In his 1986 book "Engines of Creation," engineer K. Eric Drexler β often called the godfather of nanotechnology β made a prediction.
"The coming era of molecular machines will mean the end of many limits: the limit of scarcity, the limit of slow development, the limit of ignorance enforced by the lack of tools," he wrote.
Reading those words a few years later, when he was 16, Matthew Putman started thinking.
"Our bodies work as these little micro-machines where you have ribosomes and enzymes and things that are working and replicating and making things all the time, but our factories work the way that they've worked for the last hundred years," Putman told Business Insider he thought at the time.
He wondered how a world would look "where you don't have large assembly lines, you don't have smokestacks, you instead just make things so perfectly," he said. Putman became fascinated by the possibilities of machines that are "atomically precise."
It wasn't until the recent AI boom, however, that the idea really took off with fabrication plants.
Putman, now 50, is the CEO of Brooklyn-based Nanotronics, which he cofounded with his father in 2010. The company started out building microscopes and tools to detect defects in semiconductors, among other materials. Now, it builds small, modular semiconductor manufacturing plants called Cubefabs.
While the biggest fabs in the country are often millions of square feet in size, Cubefabs measure anywhere from 25,000 square feet for the smallest units up to about 60,000 square feet for a full-sized fab. They're adaptable, and the company says they can be assembled in under a year in most places on Earth.
They're also smart β thanks to the power of AI β so they can self-monitor their production and improve in real time, the company said. And they're relatively cheap, costing a minimum of $30 to $40 million, compared to large fabs that can cost billions to build.
With President Donald Trump back in the White House and pledging to reinvigorate US manufacturing, a new opening has emerged for Nanotronics β even as sweeping tariffs challenge companies that produce or depend on semiconductors.

Bonfire Partners
Putman says that in the long term, the tariffs will bolster domestic innovation.
Tariffs "should be a wake-up call β a push to create something better than what either the US or China has done before," he told BI in a video interview from the Nanotronics headquarters in Brooklyn Navy Yard. "If we get this right, American innovation won't just protect our future β it could help redefine global progress in a way that benefits humanity."
Putman says compact, modular factories are exactly that.
"Your factory should be incredibly small," Putman said, gesturing to the room behind him. "Eventually, it could be the size of this room."
The 'Ikea of factories'
Semiconductor manufacturing has surged since the launch of ChatGPT. Global annual revenue for the industry is expected to reach more than $1 trillion by 2030, according to McKinsey & Company.
In the US, despite legislation subsidizing domestic semiconductor production, fabs are more expensive to construct and maintain than those built in places like mainland China and Taiwan, McKinsey says.
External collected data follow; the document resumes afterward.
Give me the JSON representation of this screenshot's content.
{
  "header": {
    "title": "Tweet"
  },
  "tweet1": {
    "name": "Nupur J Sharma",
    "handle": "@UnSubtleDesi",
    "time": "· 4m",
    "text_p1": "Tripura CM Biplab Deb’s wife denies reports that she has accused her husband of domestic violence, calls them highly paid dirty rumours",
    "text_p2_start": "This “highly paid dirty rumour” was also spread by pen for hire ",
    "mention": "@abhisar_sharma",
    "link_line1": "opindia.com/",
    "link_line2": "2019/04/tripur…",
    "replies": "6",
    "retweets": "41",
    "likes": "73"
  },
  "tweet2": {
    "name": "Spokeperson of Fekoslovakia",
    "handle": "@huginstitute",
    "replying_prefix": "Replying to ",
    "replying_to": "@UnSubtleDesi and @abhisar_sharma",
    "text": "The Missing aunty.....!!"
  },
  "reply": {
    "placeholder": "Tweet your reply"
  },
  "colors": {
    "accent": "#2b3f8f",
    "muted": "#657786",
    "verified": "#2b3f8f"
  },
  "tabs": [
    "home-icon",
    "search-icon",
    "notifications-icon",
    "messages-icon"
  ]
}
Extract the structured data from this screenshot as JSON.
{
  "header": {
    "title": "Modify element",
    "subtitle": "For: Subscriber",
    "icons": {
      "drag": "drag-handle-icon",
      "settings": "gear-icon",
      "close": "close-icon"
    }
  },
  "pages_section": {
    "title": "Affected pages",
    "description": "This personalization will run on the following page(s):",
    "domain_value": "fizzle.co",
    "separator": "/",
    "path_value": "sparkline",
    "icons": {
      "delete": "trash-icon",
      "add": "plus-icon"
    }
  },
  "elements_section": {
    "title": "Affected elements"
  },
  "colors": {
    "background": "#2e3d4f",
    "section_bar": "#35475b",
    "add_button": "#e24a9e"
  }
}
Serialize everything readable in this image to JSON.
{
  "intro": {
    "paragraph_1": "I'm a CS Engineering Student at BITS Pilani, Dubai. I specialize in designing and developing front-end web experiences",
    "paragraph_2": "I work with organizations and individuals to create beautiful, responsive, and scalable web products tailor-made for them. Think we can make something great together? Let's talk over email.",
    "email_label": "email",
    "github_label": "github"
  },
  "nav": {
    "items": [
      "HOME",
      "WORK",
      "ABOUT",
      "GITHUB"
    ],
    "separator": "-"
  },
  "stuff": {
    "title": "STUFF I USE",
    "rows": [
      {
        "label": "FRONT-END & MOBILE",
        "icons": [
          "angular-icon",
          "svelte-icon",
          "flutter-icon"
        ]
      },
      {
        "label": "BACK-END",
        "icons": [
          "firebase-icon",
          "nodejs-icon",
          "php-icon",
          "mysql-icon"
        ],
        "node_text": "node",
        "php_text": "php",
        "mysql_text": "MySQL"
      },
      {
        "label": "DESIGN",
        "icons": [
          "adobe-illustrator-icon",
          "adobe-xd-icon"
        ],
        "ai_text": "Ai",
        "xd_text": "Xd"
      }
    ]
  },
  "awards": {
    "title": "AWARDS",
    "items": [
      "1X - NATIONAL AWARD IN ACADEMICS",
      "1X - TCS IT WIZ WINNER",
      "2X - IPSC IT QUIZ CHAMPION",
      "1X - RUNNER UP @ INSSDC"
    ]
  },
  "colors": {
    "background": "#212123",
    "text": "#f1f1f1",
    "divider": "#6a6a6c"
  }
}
The US also suffers from a shortage of qualified labor, which can delay construction timelines, according to the firm.
To attempt to solve some of these issues, Nanotronics teamed up with architecture firm Rogers Partners and engineering firm Arup to design compact factories. Each one runs with 37 people, but Putman says the ideal setup is four factories β about 180 workers total β which allows them to scale up without halting production.
"It's like the Ikea of factories," Putman said. The company has raised $182 million to date from firms including Peter Thiel's Founders Fund.
Cubefabs can be used to produce chips that span a range of uses across electronics applications, electric vehicles, and photodetectors for cube satellites, Putman said.
"The more precise we make things, the more abundance we bring to the world," he said. "The business of making things grow bigger and bigger starts small β molecular small."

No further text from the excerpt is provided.